Stadt droht mit Zwangsräumung

Stadt im MK verlangt von Mietern 100 Euro - weil sie wohnen

Die Stadt Lüdenscheid verlangt von Mietern eines Hochhauses 100 Euro plus Gebühren - weil sie in ihren Wohnungen wohnen. Teilweise seit mehr als 40 Jahren. 

  • Mieter eines Hochhauses in Lüdenscheid bekamen Post von der Stadt
  • Sie sollen 100 Euro plus Bearbeitungsgebühr bezahlen - weil sie in ihren Wohnungen wohnen
  • Hintergrund ist ein Streit der Stadt mit dem Vermieter

Der Streit um fehlende Rettungswege und eine Aufstellfläche für die Feuerwehr am Hochhaus Handweiserstraße 16 schwelt weiter.

Für sechs Mietparteien tickt die Uhr bis zur drohenden Räumung ihrer Wohnungen unerbittlich. Wie der Lüdenscheider Roland Desens, Schwiegersohn von Mieterin Anna Dabrowski (85) und Sprecher der betroffenen Bewohner, gegenüber unserer Redaktion mitteilt, hält die Stadtverwaltung an ihren Forderungen fest

Für den behördlichen Bescheid über die „Untersagung rechtswidriger Nutzungen“ - in diesem Fall das Wohnen - müssen die Mieter der Sozialwohnungen Gebühren von jeweils 100 Euro plus 3,50 Euro für Auslagen entrichten. Die Frist zur Zahlung ist am Dienstag, 14. Juli, abgelaufen. 
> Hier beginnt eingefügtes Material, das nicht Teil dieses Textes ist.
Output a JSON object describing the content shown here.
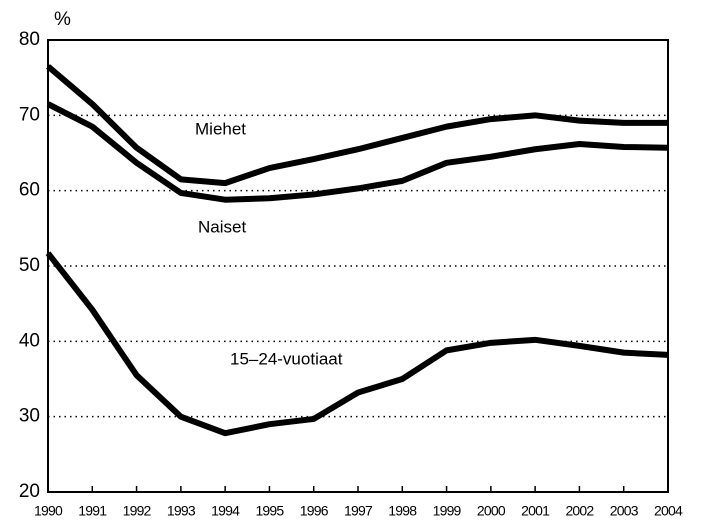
{
  "chart_data": {
    "type": "line",
    "y_label": "%",
    "categories": [
      "1990",
      "1991",
      "1992",
      "1993",
      "1994",
      "1995",
      "1996",
      "1997",
      "1998",
      "1999",
      "2000",
      "2001",
      "2002",
      "2003",
      "2004"
    ],
    "series": [
      {
        "name": "Miehet",
        "color": "#000000",
        "values": [
          76.5,
          71.5,
          65.7,
          61.5,
          61,
          63,
          64.2,
          65.5,
          67,
          68.5,
          69.5,
          70,
          69.3,
          69,
          69
        ]
      },
      {
        "name": "Naiset",
        "color": "#000000",
        "values": [
          71.5,
          68.5,
          63.7,
          59.7,
          58.8,
          59,
          59.5,
          60.3,
          61.3,
          63.7,
          64.5,
          65.5,
          66.2,
          65.8,
          65.7
        ]
      },
      {
        "name": "15–24-vuotiaat",
        "color": "#000000",
        "values": [
          51.7,
          44.2,
          35.5,
          30,
          27.8,
          29,
          29.7,
          33.2,
          35,
          38.8,
          39.8,
          40.2,
          39.4,
          38.5,
          38.2
        ]
      }
    ],
    "ylim": [
      20,
      80
    ],
    "yticks": [
      20,
      30,
      40,
      50,
      60,
      70,
      80
    ],
    "grid": true
  }
}
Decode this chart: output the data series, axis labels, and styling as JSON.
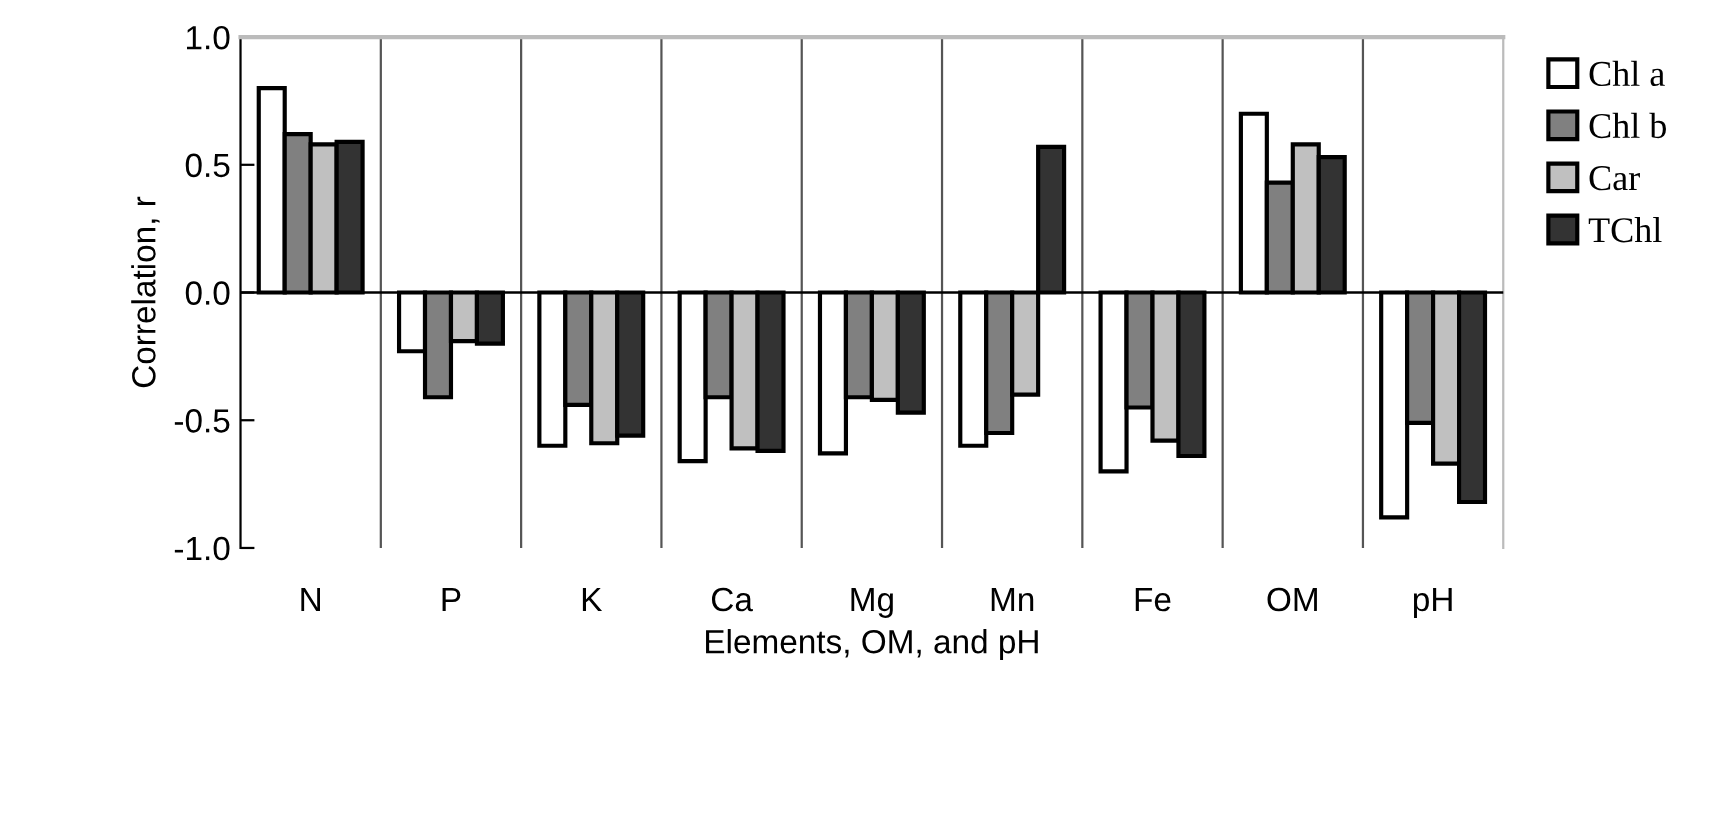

Mieter-Rauswurf in Lüdenscheid: Stadt will Hochhaus zwangsräumen und versiegeln

Desens: „Ich habe den Leuten empfohlen, die Gebühr zu bezahlen.“ Anderenfalls müssten die Betroffenen wohl mit dem Besuch eines Gerichtsvollziehers rechnen. 

Die Gebühren stellen für die Mieter ein vergleichsweise kleines Übel dar. Sollten die zuständige R & S-Hausverwaltung und die städtische Bauaufsicht in den nächsten Tagen keine Einigung über die Beseitigung des „baurechtswidrigen Zustandes“ erzielen, will die Stadt die Wohnungen spätestens übernächste Woche Montag zwangsräumen und versiegeln

Ein Feuerwehreinsatz an einem der Hochhäuser an der Handweiserstraße machte in der vergangenen Woche die Brandschutzmängel auf dem Gelände deutlich.

In der Ordnungsverfügung heißt es dazu: „Die Kontrolle, ob die Wohnnutzung aufgegeben wurde, findet am 28. Juli gegen 10 Uhr statt.“ Doch wohin die Mieter umziehen sollen, dafür habe die Verwaltung kein Angebot gemacht, kritisiert Roland Desens. „Hier geht die Stadt sehr, sehr schlecht mit Bürgern um.“ Seine betagte Schwiegermutter wohne immerhin seit 47 Jahren in dem Haus. 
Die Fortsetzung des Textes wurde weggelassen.